Marcus explicó que quería ver una lista de las personas y las empresas que, en los últimos meses, habían comprado una combinación específica de sustancias químicas de las que sobraban en el Instituto, y que los libros estaban guardados en Temple Place.

—Nunca se lo pediría si no fuera una cosa seria. Esto puede ayudarnos a continuar el trabajo de Rogers hasta completarlo.

—Entonces no está sentado sin hacer nada. ¡Está actuando! —se maravilló ella—. Sé dónde están los libros, pero necesitaré su ayuda para intentar identificar las anotaciones en ellos.

—Le daré toda la información que necesite.

—¿Han averiguado cómo ocurrieron esos desastres?

—Creo que estamos acercándonos. En cuanto a la razón por la que alguien puede cometer horrores semejantes, bueno, eso quizá haya que buscarlo en la religión. Las luces y sombras del alma.

—Bueno, yo me confieso desde que tenía ocho años, así que sé algo de eso. Es tremendo saber cuántas maldades ha cometido ya una cuando todavía no ha vivido ni diez años. En cualquier caso, papá no deja que mis hermanas se enteren de lo que ha ocurrido y ha confiscado todos los periódicos. Por supuesto, en Temple Place todas las doncellas hablan de ello.

—Comprendo que su padre no quiera que sea tema de conversación. Es obra del diablo. Creo que ha parado —añadió, mientras sacaba la mano de debajo del paraguas.

—Debería tener usted mucho cuidado cuando atribuye al hombre las obras del diablo.

—¿Por qué?

—La gente dice eso mismo de Tech, ¿no?

—Nuestros laboratorios son nuestras capillas —respondió él.

—¿De verdad?

—No se trata de no tener sentimiento religioso.
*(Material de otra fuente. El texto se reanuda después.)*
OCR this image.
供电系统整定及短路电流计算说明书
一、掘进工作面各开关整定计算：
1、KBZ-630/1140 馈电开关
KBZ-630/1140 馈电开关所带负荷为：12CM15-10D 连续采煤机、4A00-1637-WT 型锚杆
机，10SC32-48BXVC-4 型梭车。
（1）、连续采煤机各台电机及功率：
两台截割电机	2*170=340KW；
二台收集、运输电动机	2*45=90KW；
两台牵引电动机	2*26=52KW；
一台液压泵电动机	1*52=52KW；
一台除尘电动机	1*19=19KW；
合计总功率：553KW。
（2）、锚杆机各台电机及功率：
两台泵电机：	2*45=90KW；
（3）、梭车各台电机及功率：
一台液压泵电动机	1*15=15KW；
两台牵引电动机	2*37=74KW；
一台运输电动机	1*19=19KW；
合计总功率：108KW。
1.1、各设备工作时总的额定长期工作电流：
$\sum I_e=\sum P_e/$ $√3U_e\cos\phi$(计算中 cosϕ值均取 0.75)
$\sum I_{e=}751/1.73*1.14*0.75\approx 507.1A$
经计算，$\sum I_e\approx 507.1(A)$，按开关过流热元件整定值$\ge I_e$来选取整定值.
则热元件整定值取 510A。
Mi amigo Edwin lleva siempre consigo la Biblia y la lee cuando no estamos en clase.

—¡Cómo debe de ser ir a la universidad!

—Hay varias universidades para mujeres.

—Tengo una edad en la que puedo intentar ser niñera durante un año o dos, si me aceptan. Después, tendré que casarme con un buen caballero católico si no me hago religiosa.

—¿Religiosa?

—Quiere decir ordenarme, ir al convento y hacerme monja.

—Es demasiado guapa para eso —dijo Marcus, muy serio.
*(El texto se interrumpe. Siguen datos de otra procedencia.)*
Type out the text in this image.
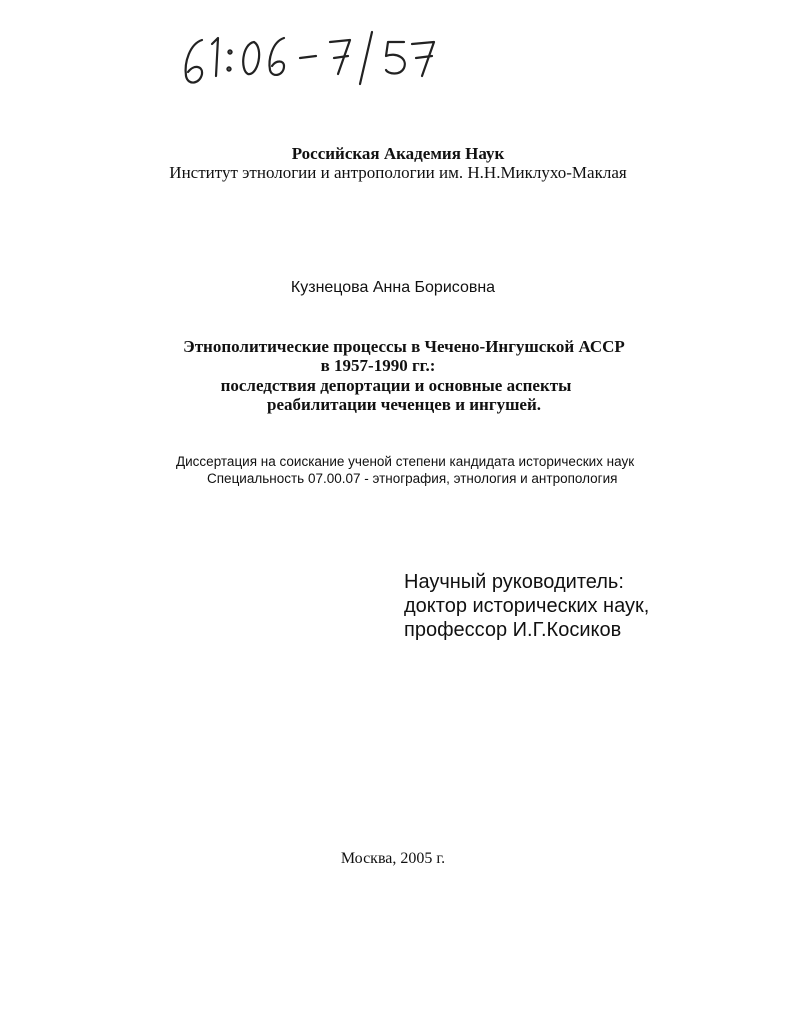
Российская Академия Наук
Институт этнологии и антропологии им. Н.Н.Миклухо-Маклая
Кузнецова Анна Борисовна
Этнополитические процессы в Чечено-Ингушской АССР
в 1957-1990 гг.:
последствия депортации и основные аспекты
реабилитации чеченцев и ингушей.
Диссертация на соискание ученой степени кандидата исторических наук
Специальность 07.00.07 - этнография, этнология и антропология
Научный руководитель:
доктор исторических наук,
профессор И.Г.Косиков
Москва, 2005 г.
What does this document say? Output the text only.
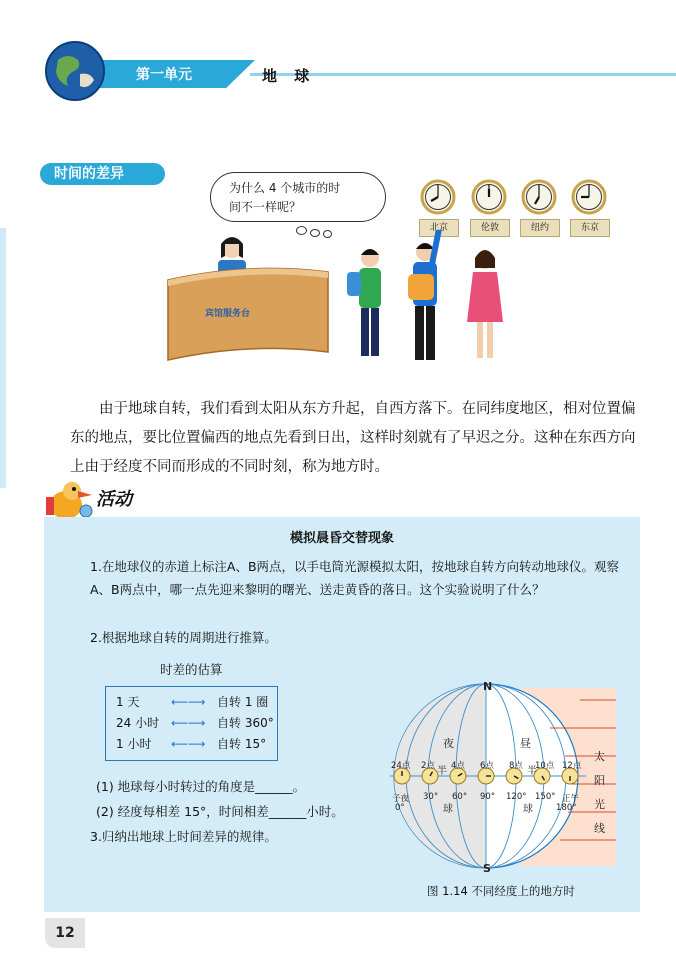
第一单元	地 球
时间的差异
为什么 4 个城市的时
间不一样呢？
北京	伦敦	纽约	东京
宾馆服务台

由于地球自转，我们看到太阳从东方升起，自西方落下。在同纬度地区，相对位置偏东的地点，要比位置偏西的地点先看到日出，这样时刻就有了早迟之分。这种在东西方向上由于经度不同而形成的不同时刻，称为地方时。

活动
模拟晨昏交替现象
1.在地球仪的赤道上标注A、B两点，以手电筒光源模拟太阳，按地球自转方向转动地球仪。观察A、B两点中，哪一点先迎来黎明的曙光、送走黄昏的落日。这个实验说明了什么？
2.根据地球自转的周期进行推算。
时差的估算
1 天	⟵⟶ 自转 1 圈
24 小时 ⟵⟶ 自转 360°
1 小时	⟵⟶ 自转 15°
(1) 地球每小时转过的角度是______。
(2) 经度每相差 15°，时间相差______小时。
3.归纳出地球上时间差异的规律。
N
S
夜	昼
半
球
半
球
太
阳
光
线
24点 2点 4点 6点 8点 10点 12点
0°
30° 60° 90° 120° 150°
180°
子夜	正午
图 1.14 不同经度上的地方时
12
—Hay muchas mujeres guapas que son monjas, solo que se cortan el cabello y lo ocultan bajo solideos y velos, así que no se les nota.
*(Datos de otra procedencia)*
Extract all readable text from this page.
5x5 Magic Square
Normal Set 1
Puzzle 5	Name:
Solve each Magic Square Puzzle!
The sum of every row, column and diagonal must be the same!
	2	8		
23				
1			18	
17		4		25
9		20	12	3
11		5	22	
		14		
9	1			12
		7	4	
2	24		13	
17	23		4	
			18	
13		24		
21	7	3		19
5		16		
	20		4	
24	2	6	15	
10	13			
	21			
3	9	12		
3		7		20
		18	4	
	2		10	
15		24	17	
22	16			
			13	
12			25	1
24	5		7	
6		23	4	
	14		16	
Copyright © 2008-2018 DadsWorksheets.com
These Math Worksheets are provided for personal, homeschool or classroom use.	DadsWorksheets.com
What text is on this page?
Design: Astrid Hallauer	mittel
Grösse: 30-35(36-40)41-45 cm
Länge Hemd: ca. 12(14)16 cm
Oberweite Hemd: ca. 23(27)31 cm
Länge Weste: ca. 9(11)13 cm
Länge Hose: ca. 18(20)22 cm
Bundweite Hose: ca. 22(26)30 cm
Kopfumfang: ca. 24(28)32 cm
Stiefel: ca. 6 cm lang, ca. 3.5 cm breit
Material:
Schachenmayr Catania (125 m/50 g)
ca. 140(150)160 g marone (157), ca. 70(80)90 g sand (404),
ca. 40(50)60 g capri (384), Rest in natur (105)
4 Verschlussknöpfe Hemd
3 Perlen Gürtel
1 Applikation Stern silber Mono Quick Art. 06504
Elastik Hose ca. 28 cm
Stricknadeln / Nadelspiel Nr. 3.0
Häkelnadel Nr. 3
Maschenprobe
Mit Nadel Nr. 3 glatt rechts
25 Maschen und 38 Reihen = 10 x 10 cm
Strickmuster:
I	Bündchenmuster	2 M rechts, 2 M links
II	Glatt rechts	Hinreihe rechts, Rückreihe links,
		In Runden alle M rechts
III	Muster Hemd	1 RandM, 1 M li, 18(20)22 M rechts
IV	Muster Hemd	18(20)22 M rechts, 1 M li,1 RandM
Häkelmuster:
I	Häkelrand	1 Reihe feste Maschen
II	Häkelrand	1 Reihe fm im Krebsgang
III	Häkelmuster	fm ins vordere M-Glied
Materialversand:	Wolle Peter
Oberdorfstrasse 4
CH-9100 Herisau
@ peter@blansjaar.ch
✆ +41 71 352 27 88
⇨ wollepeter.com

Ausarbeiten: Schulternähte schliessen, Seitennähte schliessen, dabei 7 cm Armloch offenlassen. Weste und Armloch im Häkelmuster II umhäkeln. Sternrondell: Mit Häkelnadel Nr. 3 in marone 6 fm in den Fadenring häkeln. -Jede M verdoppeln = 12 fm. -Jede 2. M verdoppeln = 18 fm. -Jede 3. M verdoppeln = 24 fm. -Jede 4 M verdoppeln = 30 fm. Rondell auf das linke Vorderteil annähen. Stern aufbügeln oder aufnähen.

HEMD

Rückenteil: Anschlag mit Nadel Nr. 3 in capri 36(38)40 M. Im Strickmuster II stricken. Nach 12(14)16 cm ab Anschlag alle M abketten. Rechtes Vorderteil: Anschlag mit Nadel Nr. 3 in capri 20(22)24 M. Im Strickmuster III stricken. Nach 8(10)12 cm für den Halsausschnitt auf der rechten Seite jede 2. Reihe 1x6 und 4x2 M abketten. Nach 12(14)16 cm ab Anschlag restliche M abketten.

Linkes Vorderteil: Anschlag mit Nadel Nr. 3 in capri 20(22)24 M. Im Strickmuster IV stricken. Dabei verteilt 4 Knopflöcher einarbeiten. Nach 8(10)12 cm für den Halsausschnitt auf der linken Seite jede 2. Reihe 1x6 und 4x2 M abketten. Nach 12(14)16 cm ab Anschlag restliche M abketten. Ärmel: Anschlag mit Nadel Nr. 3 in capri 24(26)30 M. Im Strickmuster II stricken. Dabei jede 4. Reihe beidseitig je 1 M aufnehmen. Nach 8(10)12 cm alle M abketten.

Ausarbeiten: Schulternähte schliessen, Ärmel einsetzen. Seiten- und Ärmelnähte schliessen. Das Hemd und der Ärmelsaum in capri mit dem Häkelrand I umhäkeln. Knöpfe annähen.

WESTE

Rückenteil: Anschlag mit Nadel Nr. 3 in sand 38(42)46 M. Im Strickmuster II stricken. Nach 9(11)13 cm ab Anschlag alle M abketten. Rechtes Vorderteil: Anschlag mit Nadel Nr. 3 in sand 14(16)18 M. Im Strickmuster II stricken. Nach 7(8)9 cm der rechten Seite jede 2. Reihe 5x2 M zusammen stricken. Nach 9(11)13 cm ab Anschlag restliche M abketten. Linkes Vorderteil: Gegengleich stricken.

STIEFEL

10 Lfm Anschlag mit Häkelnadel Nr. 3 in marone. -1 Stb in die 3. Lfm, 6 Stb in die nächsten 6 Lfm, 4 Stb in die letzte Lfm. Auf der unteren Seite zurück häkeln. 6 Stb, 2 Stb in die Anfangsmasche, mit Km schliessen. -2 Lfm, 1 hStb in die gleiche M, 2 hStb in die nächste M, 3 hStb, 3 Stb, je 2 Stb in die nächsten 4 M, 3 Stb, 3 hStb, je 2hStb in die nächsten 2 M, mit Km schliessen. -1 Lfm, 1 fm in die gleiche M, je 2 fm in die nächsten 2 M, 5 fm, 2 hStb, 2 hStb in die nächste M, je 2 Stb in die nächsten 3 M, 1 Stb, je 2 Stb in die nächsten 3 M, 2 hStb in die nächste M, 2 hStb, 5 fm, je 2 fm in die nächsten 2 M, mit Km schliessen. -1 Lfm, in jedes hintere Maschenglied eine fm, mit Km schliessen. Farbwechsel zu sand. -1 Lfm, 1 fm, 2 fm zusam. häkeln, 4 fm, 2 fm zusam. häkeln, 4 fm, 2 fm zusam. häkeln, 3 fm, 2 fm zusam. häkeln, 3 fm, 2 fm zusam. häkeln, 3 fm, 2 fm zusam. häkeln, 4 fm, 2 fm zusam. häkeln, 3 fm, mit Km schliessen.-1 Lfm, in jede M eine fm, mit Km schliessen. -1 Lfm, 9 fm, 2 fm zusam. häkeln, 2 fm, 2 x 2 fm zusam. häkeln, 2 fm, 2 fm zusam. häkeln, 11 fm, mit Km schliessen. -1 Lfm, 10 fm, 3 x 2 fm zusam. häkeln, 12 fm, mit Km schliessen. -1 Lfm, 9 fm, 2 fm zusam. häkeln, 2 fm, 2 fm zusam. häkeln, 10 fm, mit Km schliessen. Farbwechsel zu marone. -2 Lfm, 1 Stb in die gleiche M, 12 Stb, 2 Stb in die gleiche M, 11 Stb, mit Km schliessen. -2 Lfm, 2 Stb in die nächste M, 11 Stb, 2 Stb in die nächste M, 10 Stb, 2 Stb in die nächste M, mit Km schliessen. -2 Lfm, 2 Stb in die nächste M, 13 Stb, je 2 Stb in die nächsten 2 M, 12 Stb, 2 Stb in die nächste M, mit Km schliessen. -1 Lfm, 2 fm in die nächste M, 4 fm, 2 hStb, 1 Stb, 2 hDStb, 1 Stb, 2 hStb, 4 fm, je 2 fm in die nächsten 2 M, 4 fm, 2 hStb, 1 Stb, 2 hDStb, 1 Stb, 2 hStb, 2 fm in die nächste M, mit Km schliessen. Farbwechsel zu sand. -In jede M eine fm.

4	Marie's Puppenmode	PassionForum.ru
—Parece una lástima tener tan pocas alternativas.

Ella se encogió de hombros con timidez.

—Sé que parece un disparate que una criada haga preguntas sobre temas tan serios.

—¿Su prima le ha dicho que lo es?

—Eso es una impertinencia, señor Mansfield —replicó Agnes, meneando la cabeza—. Pero la respuesta es que sí, me lo ha dicho. Supongo que usted no se dejará influir por lo que hacen y dicen sus amigos.

—Demasiadas veces —dijo Marcus en voz baja—, estoy seguro.

—Lilly también dice que es imposible que un hombre y una mujer puedan ser amigos.

Marcus se rió.

—¿La señorita Maguire es una joven tan bien preparada que lo sabe todo de los hombres?

—Un hombre que no busca algo romántico no quiere tener nada que ver con una mujer, dice.

—Ya veo. ¿Dice algo de mí?

—Desde luego. Dice que usted no es católico y, por tanto, nunca cortejaría ni se casaría con una muchacha como yo por miedo a que sus amigos y familiares le rechacen.

En la distancia sonaron unas campanas.

—Señorita Agnes —le apartó el pelo de la frente—. Diga a la señorita Maguire que yo no tengo miedo.